I was 15 years old at the time and suicidal. Frankly, I don't think he would have cared if I'd died. He even told his friends that he thought I was dumb, when I was 9 years old, when he had a BBQ with his friends' families in our backyard. I happened to be walking past my dad and his friends when he said this. He and his friends noticed that I overheard his comment, but he didn't even acknowledge me or apologize at that moment or apologize to me later. He never apologized to me for calling me dumb. It's no wonder I attract emotionally abusive men like my father into my life. And that's with years of therapy. I still attract that type of man, so relationships are a no-go for me. I'm better off lonely and alone. It's safer.

Fortunately, after one session of this nonsense from my father, the therapist told him that he wasn't allowed to come back to my next therapy session. He tried to prevent me from going the following week by taking the car away from me, but I found a ride from someone else. This was in high school. Sorry for MY hijacking, OP.

So, OP, what I'm advising you is based on my own experience with being gaslighted and minimized and invalidated by my own father. Your abusive partner of 6 years will do the same, from the sound of your description of what you've put up with from him all this time.

And, OP, the fact that you are so codependent on him -- that you are afraid to be alone without him -- shows just how brainwashed he's got you after 6 years of emotional conditioning from him.

You really just need to stay away from him.
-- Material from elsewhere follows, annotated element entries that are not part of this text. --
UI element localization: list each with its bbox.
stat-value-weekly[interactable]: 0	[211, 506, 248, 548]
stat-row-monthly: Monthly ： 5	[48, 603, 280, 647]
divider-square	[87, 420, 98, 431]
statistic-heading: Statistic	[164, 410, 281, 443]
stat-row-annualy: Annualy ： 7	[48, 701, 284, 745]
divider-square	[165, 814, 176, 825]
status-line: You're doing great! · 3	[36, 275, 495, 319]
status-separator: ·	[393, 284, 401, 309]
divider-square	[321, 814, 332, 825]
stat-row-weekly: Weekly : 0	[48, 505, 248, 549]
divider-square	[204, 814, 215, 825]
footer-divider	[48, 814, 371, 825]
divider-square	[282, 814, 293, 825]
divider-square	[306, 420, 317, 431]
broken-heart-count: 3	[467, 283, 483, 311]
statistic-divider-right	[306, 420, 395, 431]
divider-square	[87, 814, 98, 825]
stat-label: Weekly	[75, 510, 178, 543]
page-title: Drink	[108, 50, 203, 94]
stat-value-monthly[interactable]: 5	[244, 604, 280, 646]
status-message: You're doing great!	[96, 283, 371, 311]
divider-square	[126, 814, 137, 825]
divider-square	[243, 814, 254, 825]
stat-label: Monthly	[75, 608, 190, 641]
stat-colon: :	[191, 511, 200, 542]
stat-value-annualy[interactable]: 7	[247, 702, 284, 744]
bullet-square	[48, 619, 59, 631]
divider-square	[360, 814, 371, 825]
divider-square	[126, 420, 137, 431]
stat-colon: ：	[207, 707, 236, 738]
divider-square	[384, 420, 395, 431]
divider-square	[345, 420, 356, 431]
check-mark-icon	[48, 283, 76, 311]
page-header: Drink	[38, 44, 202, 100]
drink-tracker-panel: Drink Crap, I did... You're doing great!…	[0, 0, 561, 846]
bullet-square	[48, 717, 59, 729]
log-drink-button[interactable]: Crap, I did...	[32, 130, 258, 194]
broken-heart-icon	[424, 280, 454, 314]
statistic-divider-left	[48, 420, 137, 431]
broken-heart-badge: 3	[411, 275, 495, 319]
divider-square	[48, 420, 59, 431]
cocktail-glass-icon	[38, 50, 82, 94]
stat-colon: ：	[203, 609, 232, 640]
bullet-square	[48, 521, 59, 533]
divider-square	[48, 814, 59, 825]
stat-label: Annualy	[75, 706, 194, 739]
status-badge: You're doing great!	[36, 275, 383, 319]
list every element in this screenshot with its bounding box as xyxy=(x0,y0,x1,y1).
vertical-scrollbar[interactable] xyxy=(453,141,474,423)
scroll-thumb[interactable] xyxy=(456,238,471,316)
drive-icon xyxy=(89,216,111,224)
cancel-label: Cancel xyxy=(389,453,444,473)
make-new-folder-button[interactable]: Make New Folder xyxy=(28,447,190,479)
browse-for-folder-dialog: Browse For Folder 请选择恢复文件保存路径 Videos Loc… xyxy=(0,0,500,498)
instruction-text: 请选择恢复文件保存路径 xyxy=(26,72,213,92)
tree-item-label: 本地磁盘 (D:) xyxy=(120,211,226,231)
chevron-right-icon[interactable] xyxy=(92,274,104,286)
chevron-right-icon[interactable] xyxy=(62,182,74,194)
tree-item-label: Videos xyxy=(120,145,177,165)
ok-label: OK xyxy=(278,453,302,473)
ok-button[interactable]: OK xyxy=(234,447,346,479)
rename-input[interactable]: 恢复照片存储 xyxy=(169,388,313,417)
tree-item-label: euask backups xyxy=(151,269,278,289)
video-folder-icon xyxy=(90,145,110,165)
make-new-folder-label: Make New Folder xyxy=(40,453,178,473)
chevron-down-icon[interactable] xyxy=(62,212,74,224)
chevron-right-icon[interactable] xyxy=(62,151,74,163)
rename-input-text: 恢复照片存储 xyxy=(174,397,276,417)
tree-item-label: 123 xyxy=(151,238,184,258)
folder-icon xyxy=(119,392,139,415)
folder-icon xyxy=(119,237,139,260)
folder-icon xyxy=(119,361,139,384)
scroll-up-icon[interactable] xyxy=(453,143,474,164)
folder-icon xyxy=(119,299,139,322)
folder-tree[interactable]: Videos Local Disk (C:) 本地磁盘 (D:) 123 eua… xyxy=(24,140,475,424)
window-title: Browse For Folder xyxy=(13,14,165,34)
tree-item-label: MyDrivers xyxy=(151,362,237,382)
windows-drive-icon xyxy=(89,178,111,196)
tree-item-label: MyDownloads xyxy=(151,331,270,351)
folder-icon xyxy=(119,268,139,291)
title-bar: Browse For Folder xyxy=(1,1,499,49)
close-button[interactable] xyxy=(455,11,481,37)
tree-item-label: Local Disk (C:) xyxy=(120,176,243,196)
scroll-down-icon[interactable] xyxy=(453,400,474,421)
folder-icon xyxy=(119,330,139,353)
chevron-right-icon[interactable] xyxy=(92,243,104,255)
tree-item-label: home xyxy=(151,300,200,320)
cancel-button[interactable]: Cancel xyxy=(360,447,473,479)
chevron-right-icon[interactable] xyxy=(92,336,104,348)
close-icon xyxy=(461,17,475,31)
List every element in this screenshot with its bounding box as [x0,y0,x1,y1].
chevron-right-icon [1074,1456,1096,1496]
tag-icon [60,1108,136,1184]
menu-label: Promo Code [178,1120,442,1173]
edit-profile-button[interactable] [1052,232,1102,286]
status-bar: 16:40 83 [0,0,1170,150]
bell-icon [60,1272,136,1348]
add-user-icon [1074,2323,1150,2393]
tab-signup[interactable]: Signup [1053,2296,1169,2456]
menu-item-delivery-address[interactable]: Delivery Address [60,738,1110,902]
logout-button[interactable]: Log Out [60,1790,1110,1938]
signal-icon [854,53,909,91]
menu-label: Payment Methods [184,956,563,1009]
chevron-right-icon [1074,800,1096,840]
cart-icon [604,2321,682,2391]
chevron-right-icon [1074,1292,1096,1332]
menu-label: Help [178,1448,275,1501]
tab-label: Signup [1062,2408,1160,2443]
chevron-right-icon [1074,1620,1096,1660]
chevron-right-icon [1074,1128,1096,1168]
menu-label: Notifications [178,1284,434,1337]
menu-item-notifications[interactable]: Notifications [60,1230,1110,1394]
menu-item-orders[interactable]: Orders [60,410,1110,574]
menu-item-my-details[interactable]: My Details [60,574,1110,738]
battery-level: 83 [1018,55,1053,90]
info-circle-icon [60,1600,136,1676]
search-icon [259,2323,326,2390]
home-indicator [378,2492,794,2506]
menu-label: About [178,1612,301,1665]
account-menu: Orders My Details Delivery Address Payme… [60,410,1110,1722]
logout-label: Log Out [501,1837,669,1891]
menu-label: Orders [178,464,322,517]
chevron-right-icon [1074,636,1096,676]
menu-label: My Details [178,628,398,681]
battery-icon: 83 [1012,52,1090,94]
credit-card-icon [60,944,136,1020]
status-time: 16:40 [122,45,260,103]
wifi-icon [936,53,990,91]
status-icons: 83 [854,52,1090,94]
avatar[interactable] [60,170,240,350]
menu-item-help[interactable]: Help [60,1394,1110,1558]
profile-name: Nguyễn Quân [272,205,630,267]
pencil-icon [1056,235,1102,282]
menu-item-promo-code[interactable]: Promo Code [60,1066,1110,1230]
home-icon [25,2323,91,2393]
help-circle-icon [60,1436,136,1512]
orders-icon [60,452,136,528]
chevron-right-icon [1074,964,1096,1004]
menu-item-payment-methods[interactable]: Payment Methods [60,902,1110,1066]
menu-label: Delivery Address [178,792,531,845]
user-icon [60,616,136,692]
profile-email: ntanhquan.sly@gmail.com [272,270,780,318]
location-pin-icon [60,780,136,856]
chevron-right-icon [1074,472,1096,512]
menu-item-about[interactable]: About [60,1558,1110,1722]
But if that's not possible for you because you want to be with him, then you will need to figure out how to create boundaries with the therapist you are seeing on your own.
Argh! How maddening for you. I am so sorry for what you've gone through. I, too, believe that I will have to be single and lonely after I leave my marriage. I've attracted far too many abusers at this point, and I do not trust that I will not do it again.

I think this can cause even further harm to the victim of abuse, to have the therapist side with the abuser and believe their lies and stories. Then the victim is double victimized and has absolutely ZERO power.

To the OP, it is often that the abuser deflects all responsibility off of them in a therapist's office, denies their actions and makes you out to be the crazy and unstable one.

If you DO go to therapy, be armed with this knowledge. I understand your fears of therapy with this person, and they are very valid.

This is why I don't even want to attempt therapy with my abusive husband. He's shown me that he cannot take any responsibility for his abuse and he blames me instead for every single fight we've ever had. He's made statements such as "you have problems!" and "you're the one with the anger issues!" and "you're the one who is abusive!" when he's the abuser and when he's the one who blows up at me in a rage periodically.

Since you're not married and are not living together, you have no obligation to this person. You do not have to go to therapy with him. You can simply just cut ties and be done with him instead. That is an option for you.